2921-0157 - OIG substantiated a finding of neglect where its investigation established that an individual removed two screws out of a bathroom divider wall and ingested one of the screws. During the month prior to this incident, this same individual successfully ingested 4 foreign bodies. Although this individual displayed continuous PICA behavior, the individual was placed on a type of visual observation which allowed a degree of privacy when using the bathroom which allowed them to swallow the screw. In addition, the employee who performed the visual observation failed to remain inside the bathroom's outer door. Staff were subsequently retrained, and the individual's supervision level was reviewed.
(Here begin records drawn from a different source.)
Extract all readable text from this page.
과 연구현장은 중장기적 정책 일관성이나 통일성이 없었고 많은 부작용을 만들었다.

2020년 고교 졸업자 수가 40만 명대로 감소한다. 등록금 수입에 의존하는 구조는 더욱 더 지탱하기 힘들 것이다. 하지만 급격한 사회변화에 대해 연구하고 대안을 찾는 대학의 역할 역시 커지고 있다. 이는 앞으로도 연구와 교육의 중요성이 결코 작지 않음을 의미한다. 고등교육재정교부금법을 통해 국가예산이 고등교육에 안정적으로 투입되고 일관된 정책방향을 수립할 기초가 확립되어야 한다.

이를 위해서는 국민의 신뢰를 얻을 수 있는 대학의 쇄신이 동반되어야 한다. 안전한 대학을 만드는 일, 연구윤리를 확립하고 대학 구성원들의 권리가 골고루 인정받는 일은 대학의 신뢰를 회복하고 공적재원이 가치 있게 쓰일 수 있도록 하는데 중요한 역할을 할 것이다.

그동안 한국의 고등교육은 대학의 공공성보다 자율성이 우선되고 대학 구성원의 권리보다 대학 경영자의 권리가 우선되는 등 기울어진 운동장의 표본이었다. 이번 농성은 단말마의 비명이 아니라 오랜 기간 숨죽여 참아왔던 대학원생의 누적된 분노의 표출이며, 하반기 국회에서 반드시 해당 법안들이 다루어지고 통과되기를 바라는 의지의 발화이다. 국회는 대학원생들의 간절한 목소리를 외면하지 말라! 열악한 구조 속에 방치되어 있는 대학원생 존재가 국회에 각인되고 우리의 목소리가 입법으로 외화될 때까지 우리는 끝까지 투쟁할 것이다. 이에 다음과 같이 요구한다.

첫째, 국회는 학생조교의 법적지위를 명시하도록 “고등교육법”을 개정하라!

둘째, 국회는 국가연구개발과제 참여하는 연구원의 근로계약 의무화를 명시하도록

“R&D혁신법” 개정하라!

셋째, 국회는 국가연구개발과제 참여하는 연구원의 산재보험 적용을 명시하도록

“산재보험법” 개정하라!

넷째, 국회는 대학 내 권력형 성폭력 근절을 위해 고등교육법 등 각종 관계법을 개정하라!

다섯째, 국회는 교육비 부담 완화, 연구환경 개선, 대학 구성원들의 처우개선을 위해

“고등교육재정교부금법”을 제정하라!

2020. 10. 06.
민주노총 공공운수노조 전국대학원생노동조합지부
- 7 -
2920-0036 - OIG substantiated a finding of neglect where its investigation established that a registered nurse failed to provide adequate medical care to an individual when they failed to obtain immediate medical attention for an individual suffering from respiratory distress who subsequently died.
1320-0349 - OIG substantiated a finding of financial exploitation where its investigation established that an employee, by their own admission, stole various personal items belonging to multiple individuals while working an overnight shift. OIG reported the employee's name and OIG's finding to the HCWR, rendering the employee ineligible to be employed by an Illinois health care employer.
OIG's finding to the HCWR, rendering the employee ineligible to be employed by an Illinois health care employer.
Chapter 7: IG's Closing Remarks
The metrics set forth in this report reflect that, on a day-to-day basis, OIG is making material improvements in terms of its investigative operations. However, a successful organization must also have a long-term vision to ensure the continued execution of its mission. On that front, I am pleased to report that OIG has made progress with respect to certain of the structural challenges I identified in last year's annual report. More specifically, I had noted that OIG did not have any in-house staff with expertise or specific training in budgetary matters or whose position was devoted to the strategic assessment of OIG's financial resources. Accordingly, OIG worked with the appropriate stakeholders to create and post a Chief Administrative Officer (CAO) position in FY21. Although OIG does not expect to fill the position until the 2022 calendar year, once the CAO is hired, OIG believes it will be able to make more strategic use of its budget and technological resources. Such staffing will also likely provide OIG with added independence from IDHS, an important attribute of any watchdog, as OIG will no longer be as reliant on IDHS for resources.
On the theme of OIG independence, OIG also plans to propose legislation that would provide OIG with a statutory budgetary floor. A passage from a 2013 report produced by Business and Professional People for the Public Interest, titled "Inspectors General and Government Corruption: A Guide to Best Practices and an Assessment of Five Illinois Offices," illustrates why a budgetary floor is so important for OIG:
Control over resources such as budget and staff is a critical aspect of independence, for whoever controls the budget and staff of an OIG can thwart not only individual investigations but an OIG's basic ability to perform its mission . . . . To avoid rendering the OIG vulnerable to changes in executive and legislative leadership, an OIG budget floor can be set as a fixed percentage of the overall budget. (For example, the New Orleans OIG budget is set at no less than 0.75 percent of the City operating budget. The Miami-Dade County OIG budget is in part a percentage of all county contracts the OIG audits, inspects, or reviews). In addition to protecting an OIG from interference, such measures also ensure adequate funding. The concern that the OIG budget should be flexibly responsive to current needs can be addressed by other means, for example, by empowering the legislature to raise or lower the OIG budget in emergencies.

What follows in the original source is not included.